Oh so that’s what an Otaku is. Hmm.. do I “look down” at them? Probably. Do I think it’s “uncool” to be an Otaku. Yeah sure. But will my thoughts and judgement stop you guys from doing what you love? Of course not because it shouldn’t matter. People have a right to their own opinions and judgements but that shouldn’t stop you. Different strokes for different folks you know. Just keep on doing the things you love, as long as you don’t hurt others. To hell what others think!

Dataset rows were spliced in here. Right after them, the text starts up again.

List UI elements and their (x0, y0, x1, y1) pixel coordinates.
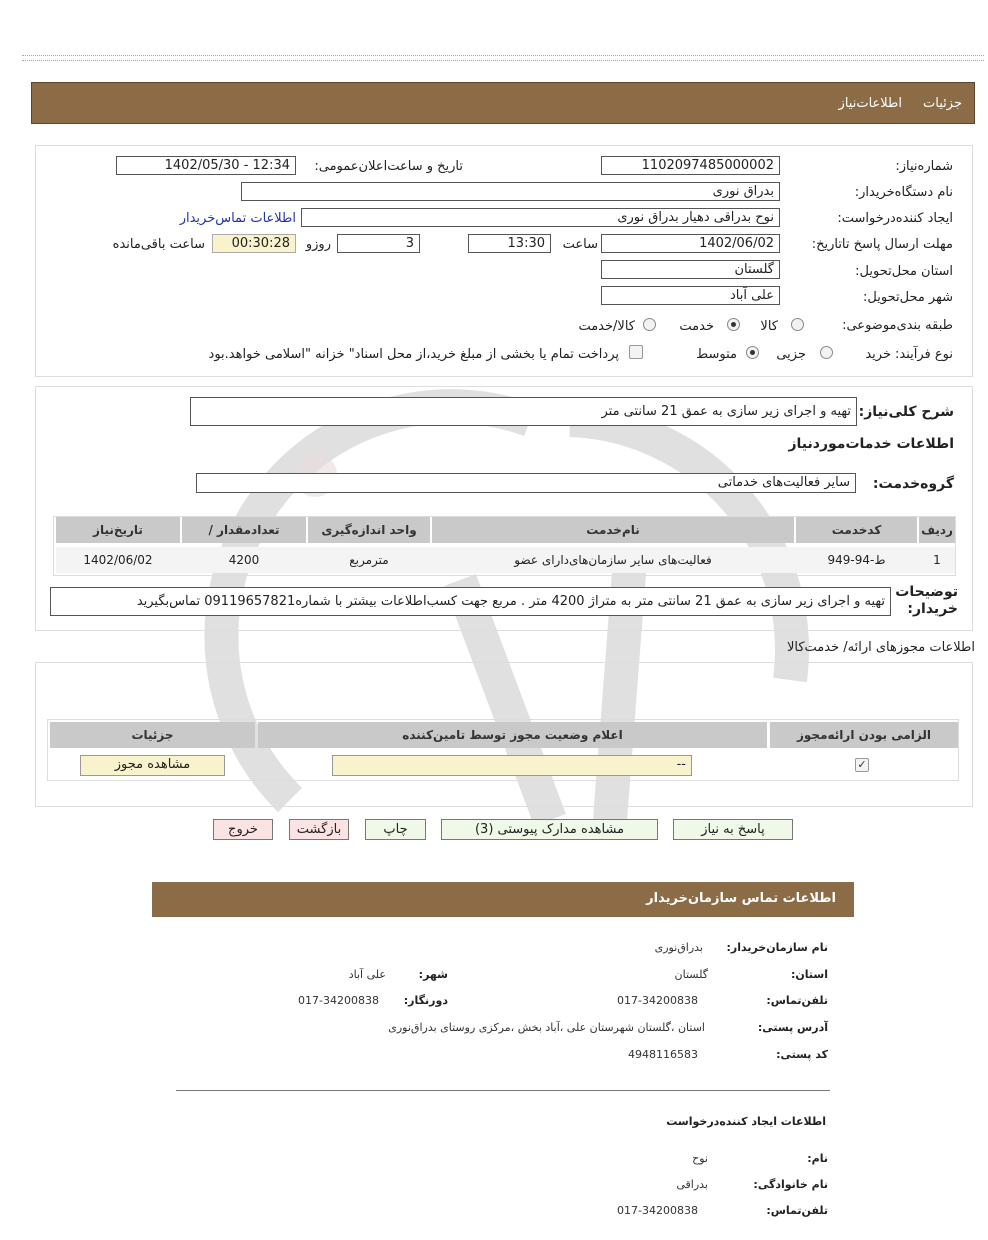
services-cell-code: ط-94-949 (827, 553, 886, 567)
contact-header-bar (152, 882, 854, 917)
province-label: استان محل‌تحویل: (855, 264, 953, 279)
page-header-bar (31, 82, 975, 124)
category-goods-label: کالا (760, 319, 778, 334)
process-partial-radio[interactable] (820, 346, 833, 359)
contact-fax-label: دورنگار: (403, 994, 448, 1007)
services-col-code: کدخدمت (796, 517, 917, 543)
announce-label: تاریخ و ساعت‌اعلان‌عمومی: (314, 159, 463, 174)
deadline-label: مهلت ارسال‌ پاسخ تا‌تاریخ: (811, 237, 953, 252)
exit-button[interactable]: خروج (213, 819, 273, 840)
permits-title: اطلاعات مجوزهای ارائه/ خدمت‌کالا (786, 640, 975, 655)
buyer-notes-field: تهیه و اجرای زیر سازی به عمق 21 سانتی متر به متراژ 4200 متر . مربع جهت کسب‌اطلاعات بیشتر با شماره09119657821 تماس‌بگیرید (50, 587, 891, 616)
creator-phone-value: 017-34200838 (617, 1204, 698, 1217)
process-label: نوع فرآیند: (895, 347, 953, 362)
category-service-radio[interactable] (727, 318, 740, 331)
address-value: استان ،گلستان شهرستان علی ،آباد بخش ،مرکزی روستای بدراق‌نوری (388, 1021, 705, 1034)
services-col-name: نام‌خدمت (432, 517, 794, 543)
address-label: آدرس پستی: (757, 1021, 828, 1034)
services-col-quantity: تعداد‌مقدار / (182, 517, 306, 543)
process-medium-label: متوسط (696, 347, 737, 362)
creator-label: ایجاد کننده‌درخواست: (837, 211, 953, 226)
deadline-date-field: 1402/06/02 (601, 234, 780, 253)
view-permit-button[interactable]: مشاهده مجوز (80, 755, 225, 776)
category-goods-service-radio[interactable] (643, 318, 656, 331)
treasury-payment-checkbox[interactable] (629, 345, 643, 359)
hour-label: ساعت (562, 237, 598, 252)
services-cell-name: فعالیت‌های سایر سازمان‌های‌دارای عضو (514, 553, 712, 567)
tab-need-info[interactable]: اطلاعات‌نیاز (838, 96, 902, 111)
services-col-unit: واحد اندازه‌گیری (308, 517, 430, 543)
services-cell-date: 1402/06/02 (83, 553, 153, 567)
category-service-label: خدمت (679, 319, 714, 334)
postal-code-value: 4948116583 (628, 1048, 698, 1061)
description-field: تهیه و اجرای زیر سازی به عمق 21 سانتی متر (190, 397, 857, 426)
announce-field: 1402/05/30 - 12:34 (116, 156, 296, 175)
contact-divider (176, 1090, 830, 1091)
permit-required-checkbox: ✓ (855, 758, 869, 772)
permits-table (47, 719, 959, 781)
creator-field: نوح بدراقی دهیار بدراق نوری (301, 208, 780, 227)
description-label: شرح کلی‌نیاز: (858, 404, 954, 420)
services-col-row: ردیف (919, 517, 955, 543)
buyer-org-label: نام دستگاه‌خریدار: (854, 185, 953, 200)
city-field: علی آباد (601, 286, 780, 305)
contact-phone-value: 017-34200838 (617, 994, 698, 1007)
table-row (56, 547, 955, 573)
process-medium-radio[interactable] (746, 346, 759, 359)
permits-col-status: اعلام وضعیت مجوز توسط تامین‌کننده (258, 722, 767, 748)
creator-info-title: اطلاعات ایجاد کننده‌درخواست (666, 1115, 826, 1128)
contact-fax-value: 017-34200838 (298, 994, 379, 1007)
contact-city-label: شهر: (418, 968, 448, 981)
permit-status-field[interactable]: -- (332, 755, 692, 776)
tab-details[interactable]: جزئیات (923, 96, 962, 111)
service-group-label: گروه‌خدمت: (872, 476, 954, 492)
category-goods-radio[interactable] (791, 318, 804, 331)
creator-phone-label: تلفن‌تماس: (766, 1204, 828, 1217)
creator-name-label: نام: (807, 1152, 828, 1165)
org-name-label: نام سازمان‌خریدار: (726, 941, 828, 954)
permits-col-details: جزئیات (50, 722, 255, 748)
contact-province-label: استان: (791, 968, 828, 981)
reply-to-need-button[interactable]: پاسخ به نیاز (673, 819, 793, 840)
buyer-contact-link[interactable]: اطلاعات تماس‌خریدار (179, 211, 296, 226)
creator-name-value: نوح (692, 1152, 708, 1165)
process-buy-label: خرید (865, 347, 891, 362)
top-divider (22, 55, 984, 61)
remaining-label: ساعت باقی‌مانده (112, 237, 205, 252)
back-button[interactable]: بازگشت (289, 819, 349, 840)
services-cell-quantity: 4200 (228, 553, 260, 567)
need-number-label: شماره‌نیاز: (895, 159, 953, 174)
creator-family-label: نام خانوادگی: (753, 1178, 828, 1191)
days-field: 3 (337, 234, 420, 253)
org-name-value: بدراق‌نوری (654, 941, 703, 954)
need-details-panel (35, 145, 973, 377)
process-partial-label: جزیی (776, 347, 806, 362)
buyer-org-field: بدراق نوری (241, 182, 780, 201)
contact-province-value: گلستان (674, 968, 708, 981)
province-field: گلستان (601, 260, 780, 279)
days-label: روزو (305, 237, 331, 252)
permits-col-required: الزامی بودن ارائه‌مجوز (770, 722, 958, 748)
buyer-notes-label: توضیحات خریدار: (895, 584, 958, 617)
services-heading: اطلاعات خدمات‌موردنیاز (788, 436, 954, 452)
view-attachments-button[interactable]: مشاهده مدارک پیوستی (3) (441, 819, 658, 840)
contact-title: اطلاعات تماس سازمان‌خریدار (646, 891, 836, 906)
services-table (53, 516, 956, 576)
contact-phone-label: تلفن‌تماس: (766, 994, 828, 1007)
category-label: طبقه بندی‌موضوعی: (842, 318, 953, 333)
remaining-time-field: 00:30:28 (212, 234, 296, 253)
category-goods-service-label: کالا/خدمت (578, 319, 635, 334)
deadline-time-field: 13:30 (468, 234, 551, 253)
services-col-date: تاریخ‌نیاز (56, 517, 180, 543)
need-number-field: 1102097485000002 (601, 156, 780, 175)
contact-city-value: علی آباد (348, 968, 386, 981)
print-button[interactable]: چاپ (365, 819, 426, 840)
creator-family-value: بدراقی (676, 1178, 708, 1191)
services-cell-row: 1 (933, 553, 941, 567)
city-label: شهر محل‌تحویل: (863, 290, 953, 305)
service-group-field: سایر فعالیت‌های خدماتی (196, 473, 856, 493)
treasury-payment-note: پرداخت تمام یا بخشی از مبلغ خرید،از محل اسناد" خزانه "اسلامی خواهد.بود (208, 347, 619, 362)
services-cell-unit: مترمربع (349, 553, 389, 567)
postal-code-label: کد پستی: (776, 1048, 828, 1061)
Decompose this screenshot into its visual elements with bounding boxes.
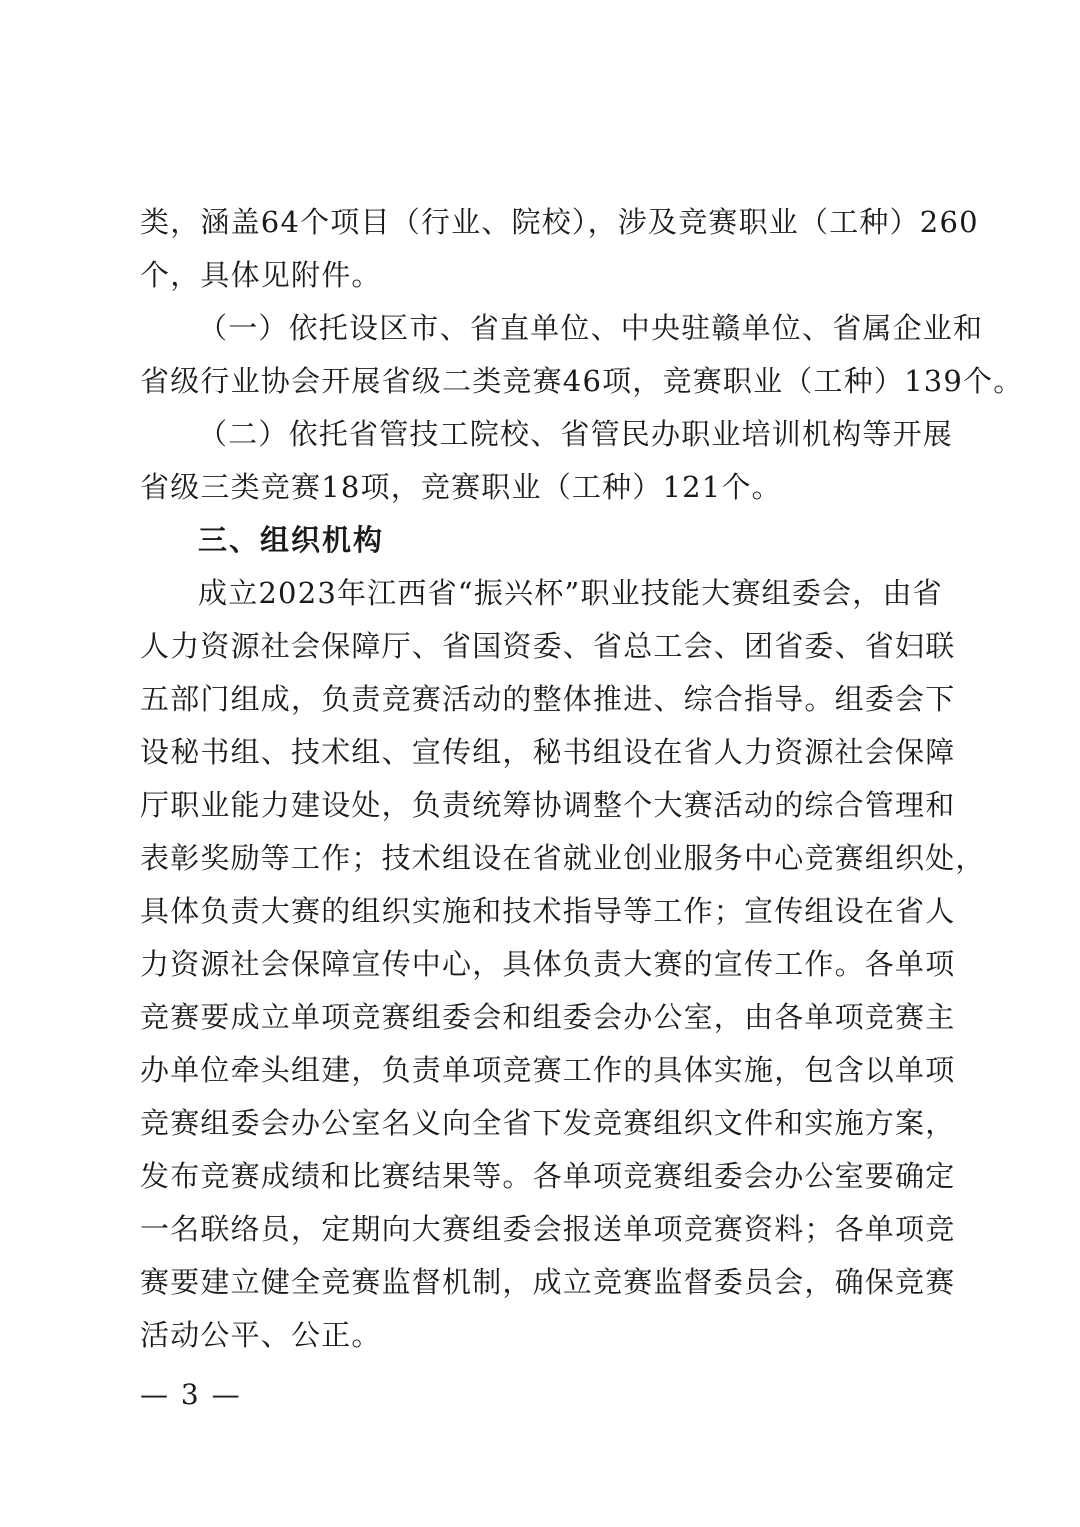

What’s important is your happiness ^_^
Very interesting article! and I share your thoughts.
Nice post, I can relate a lot to your post there.
One time, I found a Japanese article that tries to explain the difference between オタク and ヲタク
http://oshiete.homes.jp/qa2595839.html
In short:
- オタク : low level (such as you and me perhaps)
- ヲタク : mid level
- 大田区: high level (most of 2ch users perhaps ??)
Not sure what factors distinguish these levels though, but I guess for non-otaku people, all otaku look the same despite their having different levels.
For your example of praising your Professor’s book, I understand your point but in my own experience when I was having a situation like that, I preferred saying すばらしい instead because saying 勉強になりました sounds so bland. I am not sure if I did the right thing, but I am sure I did expressed my interest better than if I had said 勉強になりました。
Thank you for your post! I too, can really relate to it.
I live in Mexico, and enjoy reading manga and watching anime greatly. I am not obsessed with a 2D character but I have been drawn to Japanese culture greatly by this anime influence and have truly fallen in love with some parts of it, their politness, clean streets, beliefs…but it is also a real country, not an utopy, so it has gained world status for being uptight, it is only normal that their “uptightness” shows in every level and way of the country itself.
I think precisly that the conditions of “lack of freedoom” they live, has made them express themselves though manga and anime. It is a wonderful way to get out of the real world and scream and image so many different and wonderful outcomes…
Concerning the term “otaku” I find it unnecesary. We are people, not things, we can’t be labeled into only one group, category or brand that decides our worth, it is completely stupid as we are all so different.
So are you an otaku? You are you!!! THAT IS IT! You like anime! good for you! You don’t okey! that is that related to every aspect of our lives! Sure people judge what they don’t know but the best thing you can do for them is break their stereotypes!